Depuis le 1er janvier 2024, une nouvelle obligation s’impose aux ménages français : le compostage obligatoire. Cette mesure marque une étape importante dans la réduction des déchets ménagers, qui sont traditionnellement incinérés ou enfouis. L’objectif est de diminuer autant que possible le volume de ces résidus polluants. Le compostage se pratiquera majoritairement dans les jardins privés ou via des composteurs collectifs mis à disposition pour ceux qui n’en disposent pas.
Ce que ça change pour la nature et pour les finances
Avant cette mesure, environ 30 % des ordures ménagères étaient constituées de biodéchets. La mise en œuvre du compostage visait donc à réduire significativement ce chiffre. Entre 2020 et 2024, le volume des déchets recyclables a « presque doublé », tandis que les apports en déchetterie ont augmenté de 20 %.

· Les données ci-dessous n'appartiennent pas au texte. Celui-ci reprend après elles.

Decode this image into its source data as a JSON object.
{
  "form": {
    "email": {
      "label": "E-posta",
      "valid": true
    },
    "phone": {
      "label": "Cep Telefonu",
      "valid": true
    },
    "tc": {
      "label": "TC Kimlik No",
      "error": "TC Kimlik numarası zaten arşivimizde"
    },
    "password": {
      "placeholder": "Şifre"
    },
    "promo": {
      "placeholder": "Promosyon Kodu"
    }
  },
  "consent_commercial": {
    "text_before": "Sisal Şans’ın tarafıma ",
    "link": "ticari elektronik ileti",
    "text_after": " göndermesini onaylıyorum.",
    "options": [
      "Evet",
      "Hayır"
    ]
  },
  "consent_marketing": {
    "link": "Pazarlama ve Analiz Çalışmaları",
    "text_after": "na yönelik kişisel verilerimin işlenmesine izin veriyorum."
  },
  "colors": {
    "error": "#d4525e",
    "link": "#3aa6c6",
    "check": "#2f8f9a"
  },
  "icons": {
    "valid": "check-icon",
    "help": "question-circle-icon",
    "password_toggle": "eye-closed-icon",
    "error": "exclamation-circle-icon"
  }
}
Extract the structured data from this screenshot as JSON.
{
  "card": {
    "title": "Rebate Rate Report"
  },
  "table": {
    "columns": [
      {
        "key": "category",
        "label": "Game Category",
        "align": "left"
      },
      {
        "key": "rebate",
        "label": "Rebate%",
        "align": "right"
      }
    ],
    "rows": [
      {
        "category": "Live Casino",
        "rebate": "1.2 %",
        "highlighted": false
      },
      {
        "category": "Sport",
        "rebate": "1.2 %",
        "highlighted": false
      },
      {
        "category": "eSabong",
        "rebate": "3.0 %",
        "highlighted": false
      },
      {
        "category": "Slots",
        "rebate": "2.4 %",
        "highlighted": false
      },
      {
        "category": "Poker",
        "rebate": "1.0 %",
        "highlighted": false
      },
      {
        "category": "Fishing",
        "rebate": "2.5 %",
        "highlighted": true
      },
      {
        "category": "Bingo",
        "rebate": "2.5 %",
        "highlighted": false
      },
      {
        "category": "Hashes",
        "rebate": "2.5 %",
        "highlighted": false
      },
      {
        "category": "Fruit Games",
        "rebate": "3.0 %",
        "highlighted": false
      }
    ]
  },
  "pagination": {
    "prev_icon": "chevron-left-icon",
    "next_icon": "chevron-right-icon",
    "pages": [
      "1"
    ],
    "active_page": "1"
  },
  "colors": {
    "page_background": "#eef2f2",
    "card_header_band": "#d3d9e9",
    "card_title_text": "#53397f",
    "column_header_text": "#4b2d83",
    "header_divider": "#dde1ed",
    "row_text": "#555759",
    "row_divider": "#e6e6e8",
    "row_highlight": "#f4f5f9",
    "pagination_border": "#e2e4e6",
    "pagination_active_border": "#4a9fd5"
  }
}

La nature reste une alliée : un compost bien entretenu peut atteindre 60 à 70 °C, favorisant une décomposition rapide. Sur le plan économique, l’absence de gestion efficace des biodéchets pèse de plus en plus sur les budgets des collectivités et des contribuables, ce qui renforce l’intérêt d’une transition vers le compostage.
Francis, un habitant impliqué dans le compostage, témoigne des bénéfices immédiats sur francebleu : « On est très contents, puisque la poubelle se remplit beaucoup moins. Au lieu de la sortir toutes les semaines, on ne la sort que toutes les trois semaines. » Cette réduction de la fréquence des sorties de poubelle montre clairement le bénéfice sur le volume des déchets.
Qui porte le mouvement sur le terrain
Le mouvement est soutenu par des acteurs engagés, comme Emmanuel Guilleux, jardinier médiateur au CPIE de Gâtine poitevine et maître composteur. En tant que référent départemental pour les Deux‑Sèvres du Réseau Compost Citoyen de Nouvelle Aquitaine, il assure la promotion et le conseil autour du compostage.
Les initiatives sont aussi appuyées par des organisations locales comme le Syndicat interdépartemental mixte pour l’équipement rural (Simer), qui couvre les territoires de la Vienne et de la Haute‑Vienne. La Chambre régionale des comptes de Nouvelle Aquitaine a produit un rapport détaillé soutenant ces actions.
Un certain nombre de communes ont adopté la tarification incitative pour encourager cette pratique et diminuer les coûts pour les foyers qui réduisent efficacement leurs déchets.
Pratique : comment ça marche, concrètement
Le compostage repose sur la transformation naturelle des déchets de cuisine et de jardin grâce à l’humidité, à l’air et aux microorganismes, mais d’autres méthodes comme le compostage en tranchée peuvent également être envisagées. Emmanuel Guilleux explique : « Je fais souvent des alternances de couches de matière carbonée, sèche, brune, avec des couches plus vertes, qu’on dit des matières azotées. Cela crée des poches d’air dans lesquelles les bactéries peuvent se développer. »
Les déchets de cuisine, même la viande et le poisson, s’ils sont enfouis pour éviter les odeurs, peuvent être compostés, mais il est important de connaître les déchets à éviter. Les déchets de jardin sont acceptés presque sans restriction, et on peut les compléter par des matières carbonées comme les feuilles mortes et le carton. Bien entretenu, un compost est souvent inodore et apporte une véritable valeur au jardin.